長崎原爆忌、75年目の夏だ。広島に落とされた原爆とは違うタイプのものだった。威力は広島に落とされたウラン235とは違うプルトニウムを材料にして作られた。ウラン235はウラン鉱石の0.3%しかなくそれを精製して濃縮する過程が複雑で費用に膨大なものがかかるという。その点、プルトニウムは原子炉で出来る物質なので現在の核兵器に使用する核物質はすべてプルトニウム製の核爆弾といわれる。米国での世界初の核実験もプルトニウム原爆だったという。
ウラン爆弾は装置が簡単で臨界前の塊をぶつけて臨界状態にすればよくて従って実験は行われなかった。プルトニウム爆弾は材料が容易に調達できるが爆縮という高度の技術の完成に時間がかかったようで米国も当時この技術の拡散に神経をとがらせていたようだ。実験結果が一応の成功を収めた結果、広島長崎に投下というスケジュールだったという。ウラン爆弾は簡単に爆発するので誤爆発を惧れ原爆搭載機に積み込んだあと爆薬を装置するという念入りの投下行動だったと解説書にある。広島に向かった爆撃機B29のエノラゲイも長崎投下に向かった同ボックスカーもそれぞれ積み荷がただものではない代物だから投下までは乗組員もかなりのストレスがあったという。そのまま帰還は出来ないので必ずどこかに投下もしくは投棄しなければならなかったようだ。

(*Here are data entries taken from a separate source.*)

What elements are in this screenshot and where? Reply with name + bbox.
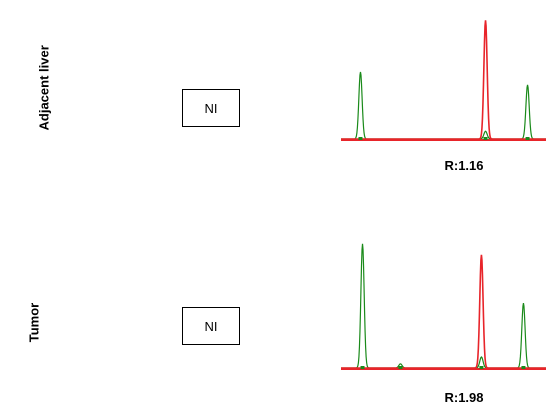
peak-marker bbox=[483, 137, 488, 140]
row-label-adjacent-liver: Adjacent liver bbox=[37, 45, 52, 130]
trace-series-green bbox=[341, 243, 546, 369]
trace-series-green bbox=[341, 71, 546, 140]
peak-marker bbox=[525, 137, 530, 140]
trace-series-red bbox=[341, 20, 546, 140]
peak-marker bbox=[358, 137, 363, 140]
ni-box-text: NI bbox=[204, 100, 218, 116]
ni-box-adjacent-liver: NI bbox=[182, 89, 240, 127]
electropherogram-adjacent-liver bbox=[341, 20, 546, 141]
peak-marker bbox=[398, 366, 403, 369]
ni-box-text: NI bbox=[204, 318, 218, 334]
ratio-adjacent-liver: R:1.16 bbox=[444, 158, 484, 173]
peak-marker bbox=[479, 366, 484, 369]
electropherogram-tumor bbox=[341, 243, 546, 370]
ni-box-tumor: NI bbox=[182, 307, 240, 345]
trace-series-red bbox=[341, 254, 546, 369]
row-label-tumor: Tumor bbox=[26, 293, 42, 353]
peak-marker bbox=[521, 366, 526, 369]
peak-marker bbox=[360, 366, 365, 369]
row-label-text: Adjacent liver bbox=[36, 45, 52, 131]
ratio-tumor: R:1.98 bbox=[444, 390, 484, 405]
row-label-text: Tumor bbox=[26, 302, 42, 343]
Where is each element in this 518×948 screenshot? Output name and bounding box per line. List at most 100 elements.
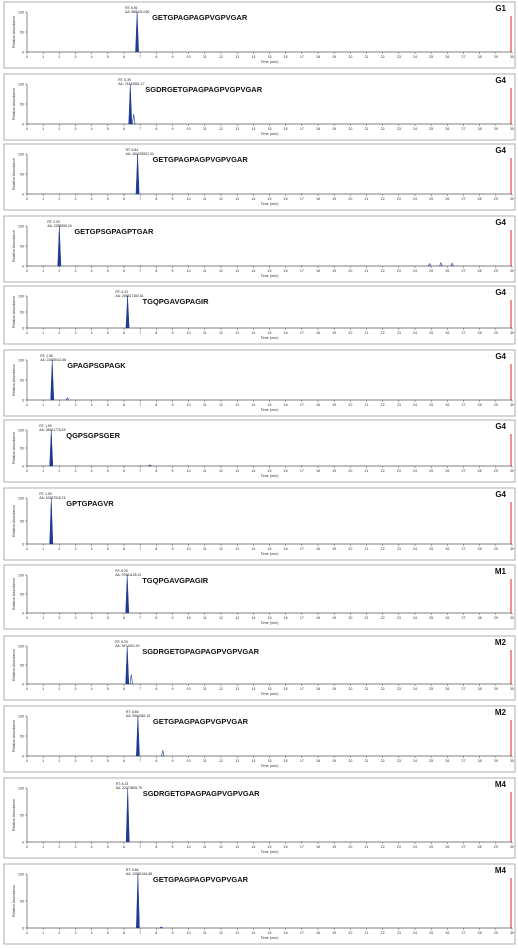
peak-minor — [129, 674, 133, 685]
x-tick-label: 15 — [268, 759, 272, 763]
x-tick-label: 4 — [91, 931, 93, 935]
x-tick-label: 27 — [462, 687, 466, 691]
y-axis-label: Relative Abundance — [12, 158, 16, 190]
peak-rt-label: RT: 6.81 — [125, 6, 138, 10]
group-label: M2 — [495, 708, 507, 717]
x-tick-label: 9 — [172, 616, 174, 620]
x-tick-label: 8 — [155, 403, 157, 407]
x-tick-label: 0 — [26, 403, 28, 407]
x-tick-label: 3 — [75, 269, 77, 273]
x-tick-label: 13 — [235, 931, 239, 935]
x-tick-label: 23 — [397, 547, 401, 551]
x-tick-label: 4 — [91, 197, 93, 201]
x-tick-label: 24 — [413, 687, 417, 691]
x-tick-label: 28 — [478, 845, 482, 849]
x-tick-label: 8 — [155, 331, 157, 335]
x-tick-label: 16 — [284, 197, 288, 201]
x-tick-label: 12 — [219, 331, 223, 335]
x-tick-label: 12 — [219, 616, 223, 620]
x-tick-label: 13 — [235, 616, 239, 620]
peptide-label: TGQPGAVGPAGIR — [143, 297, 210, 306]
x-tick-label: 1 — [42, 269, 44, 273]
x-tick-label: 29 — [494, 469, 498, 473]
x-tick-label: 26 — [445, 331, 449, 335]
x-tick-label: 20 — [348, 269, 352, 273]
x-tick-label: 30 — [510, 687, 514, 691]
x-tick-label: 6 — [123, 197, 125, 201]
y-tick-label: 100 — [18, 83, 24, 87]
y-axis-label: Relative Abundance — [12, 799, 16, 831]
x-tick-label: 15 — [268, 127, 272, 131]
x-tick-label: 19 — [332, 845, 336, 849]
x-tick-label: 2 — [58, 403, 60, 407]
x-tick-label: 15 — [268, 403, 272, 407]
x-tick-label: 26 — [445, 269, 449, 273]
y-axis-label: Relative Abundance — [12, 578, 16, 610]
x-tick-label: 16 — [284, 931, 288, 935]
panel-border — [3, 419, 516, 483]
x-tick-label: 13 — [235, 845, 239, 849]
x-tick-label: 12 — [219, 55, 223, 59]
x-tick-label: 26 — [445, 197, 449, 201]
x-tick-label: 8 — [155, 547, 157, 551]
peak-main — [125, 645, 130, 685]
x-tick-label: 22 — [381, 269, 385, 273]
x-tick-label: 17 — [300, 403, 304, 407]
x-tick-label: 24 — [413, 55, 417, 59]
peptide-label: GETGPAGPAGPVGPVGAR — [153, 155, 249, 164]
x-axis-label: Time (min) — [261, 850, 280, 854]
y-tick-label: 50 — [20, 173, 24, 177]
x-tick-label: 3 — [75, 616, 77, 620]
x-tick-label: 28 — [478, 403, 482, 407]
x-tick-label: 30 — [510, 127, 514, 131]
x-tick-label: 10 — [187, 759, 191, 763]
panel-border — [3, 705, 516, 773]
x-tick-label: 20 — [348, 197, 352, 201]
x-tick-label: 30 — [510, 55, 514, 59]
x-tick-label: 2 — [58, 55, 60, 59]
x-tick-label: 6 — [123, 931, 125, 935]
x-tick-label: 0 — [26, 331, 28, 335]
x-tick-label: 29 — [494, 55, 498, 59]
x-tick-label: 10 — [187, 845, 191, 849]
peak-main — [125, 574, 130, 614]
x-tick-label: 22 — [381, 197, 385, 201]
x-tick-label: 0 — [26, 269, 28, 273]
x-tick-label: 29 — [494, 331, 498, 335]
peak-main — [125, 295, 130, 329]
x-tick-label: 5 — [107, 469, 109, 473]
peptide-label: GETGPAGPAGPVGPVGAR — [153, 717, 249, 726]
x-tick-label: 30 — [510, 931, 514, 935]
x-tick-label: 18 — [316, 331, 320, 335]
x-tick-label: 18 — [316, 687, 320, 691]
x-tick-label: 30 — [510, 547, 514, 551]
peptide-label: SGDRGETGPAGPAGPVGPVGAR — [142, 647, 259, 656]
group-label: G4 — [495, 76, 506, 85]
y-tick-label: 0 — [22, 327, 24, 331]
peak-area-label: AA: 9471401.00 — [115, 644, 139, 648]
x-tick-label: 23 — [397, 127, 401, 131]
x-tick-label: 15 — [268, 469, 272, 473]
x-tick-label: 18 — [316, 845, 320, 849]
peak-rt-label: RT: 6.86 — [126, 710, 139, 714]
x-tick-label: 22 — [381, 616, 385, 620]
x-tick-label: 22 — [381, 931, 385, 935]
x-tick-label: 20 — [348, 845, 352, 849]
x-tick-label: 7 — [139, 616, 141, 620]
x-tick-label: 25 — [429, 687, 433, 691]
x-tick-label: 3 — [75, 331, 77, 335]
x-tick-label: 14 — [251, 845, 255, 849]
x-tick-label: 30 — [510, 403, 514, 407]
y-tick-label: 100 — [18, 645, 24, 649]
x-tick-label: 17 — [300, 547, 304, 551]
x-tick-label: 3 — [75, 687, 77, 691]
x-tick-label: 8 — [155, 269, 157, 273]
y-axis-label: Relative Abundance — [12, 649, 16, 681]
x-tick-label: 8 — [155, 469, 157, 473]
x-tick-label: 24 — [413, 403, 417, 407]
x-tick-label: 30 — [510, 616, 514, 620]
x-tick-label: 22 — [381, 331, 385, 335]
x-tick-label: 6 — [123, 469, 125, 473]
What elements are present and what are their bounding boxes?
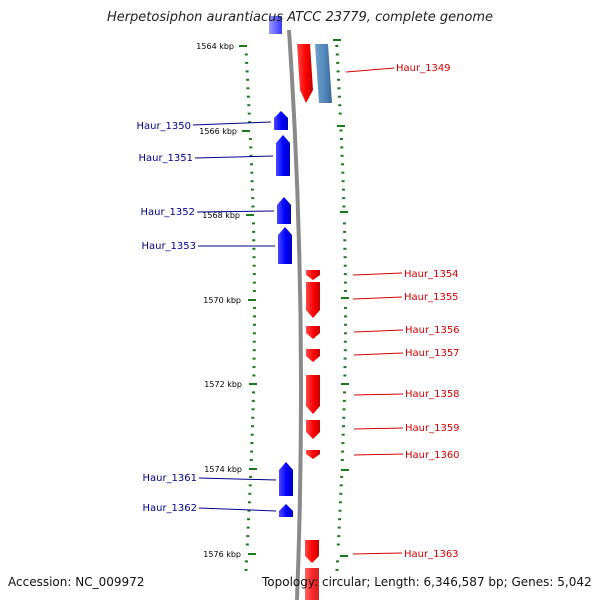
leader-line [353, 453, 404, 456]
leader-line [345, 67, 395, 73]
genome-backbone [287, 29, 304, 600]
scale-labels: 1564 kbp 1566 kbp 1568 kbp 1570 kbp 1572… [196, 42, 257, 559]
gene-label: Haur_1349 [396, 63, 451, 74]
gene-labels-left: Haur_1350 Haur_1351 Haur_1352 Haur_1353 … [136, 121, 197, 514]
gene-label: Haur_1359 [405, 423, 460, 434]
gene-haur-1359 [306, 420, 320, 439]
leader-line [194, 155, 274, 159]
leader-line [352, 272, 403, 276]
gene-partial-top [269, 16, 282, 34]
gene-haur-1360 [306, 450, 320, 459]
gene-haur-1354 [306, 270, 320, 280]
gene-label: Haur_1361 [142, 473, 197, 484]
gene-arrow [297, 44, 313, 103]
leader-line [352, 552, 403, 555]
leader-line [196, 210, 275, 213]
map-title: Herpetosiphon aurantiacus ATCC 23779, co… [106, 10, 494, 25]
leader-line [198, 507, 277, 512]
gene-haur-1361 [279, 462, 293, 496]
scale-label: 1566 kbp [199, 127, 237, 136]
gene-label: Haur_1360 [405, 450, 460, 461]
gene-label: Haur_1350 [136, 121, 191, 132]
gene-haur-1356 [306, 326, 320, 339]
gene-haur-1349 [297, 44, 332, 103]
gene-partial-bottom [305, 568, 319, 600]
scale-ticks-left [244, 53, 256, 571]
accession-text: Accession: NC_009972 [8, 575, 145, 589]
gene-label: Haur_1352 [140, 207, 195, 218]
gene-haur-1351 [276, 135, 290, 176]
scale-label: 1576 kbp [203, 550, 241, 559]
gene-label: Haur_1353 [141, 241, 196, 252]
gene-label: Haur_1356 [405, 325, 460, 336]
leader-line [353, 329, 404, 333]
leader-lines-right [345, 67, 404, 555]
gene-label: Haur_1358 [405, 389, 460, 400]
scale-label: 1564 kbp [196, 42, 234, 51]
leader-line [353, 393, 404, 396]
gene-label: Haur_1357 [405, 348, 460, 359]
leader-line [353, 352, 404, 356]
gene-label: Haur_1354 [404, 269, 459, 280]
gene-label: Haur_1363 [404, 549, 459, 560]
gene-arrow-rna [315, 44, 332, 103]
scale-ticks-right-major [333, 39, 349, 557]
scale-label: 1568 kbp [202, 211, 240, 220]
leader-line [352, 296, 403, 300]
gene-haur-1362 [279, 504, 293, 517]
gene-haur-1363 [305, 540, 319, 563]
gene-haur-1355 [306, 282, 320, 318]
scale-label: 1572 kbp [204, 380, 242, 389]
gene-labels-right: Haur_1349 Haur_1354 Haur_1355 Haur_1356 … [396, 63, 460, 560]
scale-label: 1570 kbp [203, 296, 241, 305]
gene-haur-1353 [278, 227, 292, 264]
scale-ticks-right [335, 45, 347, 571]
gene-haur-1357 [306, 349, 320, 362]
leader-line [353, 427, 404, 430]
gene-haur-1358 [306, 375, 320, 414]
gene-haur-1352 [277, 197, 291, 224]
gene-label: Haur_1351 [138, 153, 193, 164]
gene-label: Haur_1362 [142, 503, 197, 514]
topology-text: Topology: circular; Length: 6,346,587 bp… [262, 575, 592, 589]
leader-lines-left [192, 121, 277, 512]
leader-line [198, 477, 277, 481]
scale-label: 1574 kbp [204, 465, 242, 474]
leader-line [192, 121, 272, 126]
gene-label: Haur_1355 [404, 292, 459, 303]
gene-haur-1350 [274, 111, 288, 130]
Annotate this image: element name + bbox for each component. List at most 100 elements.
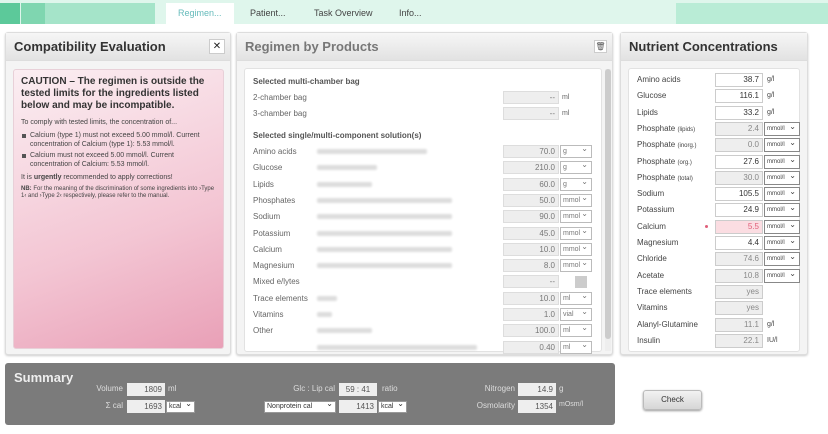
tab-patient[interactable]: Patient... bbox=[250, 8, 286, 18]
product-amount[interactable]: -- bbox=[503, 275, 559, 289]
section-label: Selected multi-chamber bag bbox=[253, 77, 360, 86]
unit-select[interactable]: ml bbox=[560, 339, 592, 354]
unit-select[interactable]: g bbox=[560, 143, 592, 158]
product-amount[interactable]: 70.0 bbox=[503, 145, 559, 158]
unit-select[interactable]: mmol bbox=[560, 208, 592, 224]
product-row: Other 100.0 ml bbox=[253, 322, 593, 338]
nutrient-label: Amino acids bbox=[637, 75, 681, 84]
bag-value[interactable]: -- bbox=[503, 91, 559, 104]
np-unit-select[interactable]: kcal bbox=[378, 399, 407, 413]
product-amount[interactable]: 60.0 bbox=[503, 177, 559, 191]
unit-select[interactable]: g bbox=[560, 176, 592, 191]
product-amount[interactable]: 100.0 bbox=[503, 324, 559, 338]
osmolarity-unit: mOsm/l bbox=[559, 401, 584, 408]
unit-select[interactable]: mmol/l bbox=[764, 219, 800, 234]
bag-label: 3-chamber bag bbox=[253, 109, 307, 118]
mixed-button[interactable] bbox=[575, 276, 587, 289]
product-amount[interactable]: 210.0 bbox=[503, 161, 559, 175]
tab-info[interactable]: Info... bbox=[399, 8, 422, 18]
ecal-unit-select[interactable]: kcal bbox=[166, 399, 195, 413]
unit-select[interactable]: mmol bbox=[560, 241, 592, 256]
product-amount[interactable]: 50.0 bbox=[503, 193, 559, 207]
nonprotein-select[interactable]: Nonprotein cal bbox=[264, 399, 336, 413]
product-amount[interactable]: 45.0 bbox=[503, 226, 559, 240]
nutrient-label: Trace elements bbox=[637, 286, 692, 296]
unit-select[interactable]: ml bbox=[560, 290, 592, 305]
caution-item: Calcium (type 1) must not exceed 5.00 mm… bbox=[21, 131, 216, 149]
nutrient-label: Lipids bbox=[637, 107, 658, 117]
unit-select[interactable]: mmol/l bbox=[764, 186, 800, 202]
product-amount[interactable]: 0.40 bbox=[503, 340, 559, 354]
product-name-blurred[interactable] bbox=[317, 246, 452, 252]
nutrient-value: 30.0 bbox=[715, 170, 763, 185]
unit-select[interactable]: mmol bbox=[560, 225, 592, 240]
nitrogen-value: 14.9 bbox=[518, 383, 556, 396]
nutrient-label: Calcium bbox=[637, 221, 666, 231]
unit-select[interactable]: mmol bbox=[560, 257, 592, 273]
nutrient-sublabel: (lipids) bbox=[677, 126, 696, 133]
product-name-blurred[interactable] bbox=[317, 165, 377, 171]
nutrient-row: Magnesium 4.4 mmol/l bbox=[637, 235, 800, 250]
scrollbar[interactable] bbox=[605, 69, 611, 351]
nutrient-value: 74.6 bbox=[715, 252, 763, 267]
product-name-blurred[interactable] bbox=[317, 181, 372, 187]
product-name-blurred[interactable] bbox=[317, 328, 372, 334]
nutrient-label: Phosphate bbox=[637, 172, 678, 182]
nutrient-label: Phosphate bbox=[637, 140, 678, 150]
unit-select[interactable]: mmol bbox=[560, 192, 592, 207]
product-amount[interactable]: 10.0 bbox=[503, 242, 559, 256]
ecal-value: 1693 bbox=[127, 400, 165, 413]
product-row: Amino acids 70.0 g bbox=[253, 143, 593, 159]
nutrient-row: Phosphate (org.) 27.6 mmol/l bbox=[637, 154, 800, 169]
tab-task-overview[interactable]: Task Overview bbox=[314, 8, 373, 18]
nutrient-value: 2.4 bbox=[715, 121, 763, 136]
product-name-blurred[interactable] bbox=[317, 214, 452, 220]
unit-select[interactable]: mmol/l bbox=[764, 202, 800, 218]
nutrient-unit: g/l bbox=[767, 92, 775, 100]
product-row: 0.40 ml bbox=[253, 339, 593, 355]
product-name-blurred[interactable] bbox=[317, 295, 337, 301]
product-name-blurred[interactable] bbox=[317, 149, 427, 154]
unit-select[interactable]: mmol/l bbox=[764, 121, 800, 136]
nutrient-value: 33.2 bbox=[715, 105, 763, 120]
unit-select[interactable]: mmol/l bbox=[764, 268, 800, 283]
nutrient-value: 11.1 bbox=[715, 317, 763, 332]
nutrient-label: Acetate bbox=[637, 270, 665, 280]
product-label: Glucose bbox=[253, 163, 283, 173]
nutrient-row: Vitamins yes bbox=[637, 300, 797, 316]
products-list: Selected multi-chamber bag 2-chamber bag -… bbox=[244, 68, 602, 355]
product-name-blurred[interactable] bbox=[317, 312, 332, 317]
product-name-blurred[interactable] bbox=[317, 263, 452, 269]
close-button[interactable]: ✕ bbox=[209, 39, 225, 54]
nutrient-unit: g/l bbox=[767, 76, 775, 83]
unit-select[interactable]: mmol/l bbox=[764, 170, 800, 185]
trash-icon[interactable]: 🗑 bbox=[594, 40, 607, 53]
nutrient-sublabel: (inorg.) bbox=[677, 143, 697, 150]
unit-select[interactable]: ml bbox=[560, 322, 592, 338]
nutrient-value: 105.5 bbox=[715, 187, 763, 202]
bag-value[interactable]: -- bbox=[503, 107, 559, 120]
tab-regimen[interactable]: Regimen... bbox=[166, 3, 234, 24]
nutrient-value: 24.9 bbox=[715, 203, 763, 218]
product-name-blurred[interactable] bbox=[317, 344, 477, 350]
product-amount[interactable]: 8.0 bbox=[503, 259, 559, 273]
unit-select[interactable]: mmol/l bbox=[764, 154, 800, 169]
product-amount[interactable]: 10.0 bbox=[503, 291, 559, 305]
check-button[interactable]: Check bbox=[643, 390, 702, 410]
product-row: Potassium 45.0 mmol bbox=[253, 225, 593, 241]
product-name-blurred[interactable] bbox=[317, 197, 452, 203]
unit-select[interactable]: mmol/l bbox=[764, 235, 800, 250]
product-name-blurred[interactable] bbox=[317, 230, 452, 236]
unit-select[interactable]: mmol/l bbox=[764, 137, 800, 153]
product-amount[interactable]: 90.0 bbox=[503, 210, 559, 224]
nutrient-label: Chloride bbox=[637, 254, 667, 264]
osmolarity-value: 1354 bbox=[518, 400, 556, 413]
urgent-note: It is urgently recommended to apply corr… bbox=[21, 173, 216, 182]
product-label: Trace elements bbox=[253, 293, 308, 303]
nutrient-row: Lipids 33.2 g/l bbox=[637, 105, 797, 120]
nutrient-sublabel: (total) bbox=[677, 175, 693, 182]
unit-select[interactable]: mmol/l bbox=[764, 251, 800, 267]
unit-select[interactable]: vial bbox=[560, 306, 592, 321]
product-amount[interactable]: 1.0 bbox=[503, 308, 559, 321]
unit-select[interactable]: g bbox=[560, 159, 592, 175]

75年の長きに亘る平和な時代、局地戦争はあったものの大きな国と国との戦争がなく平和が保たれているのは核兵器の存在なしには語れない。もしもあのヒトラーが核兵器を完成させた後にそれを武器に戦争を始めていたらどうなっていただろうか。75年前はまだそこまで技術が進んでいなかったのが幸いしたのか、それとも独裁者には軍事にはTNT火薬で十分といった古い感覚が根強くあったのか。今また中国の海洋進出で米国と火花を散らしているようだが不法な進出は昔の日本の東南アジア進出とそっくりで後進国の出しゃばりが世界戦争の火種にならないとも限らない。南シナ海は米国の潜水艦で埋め尽くされている。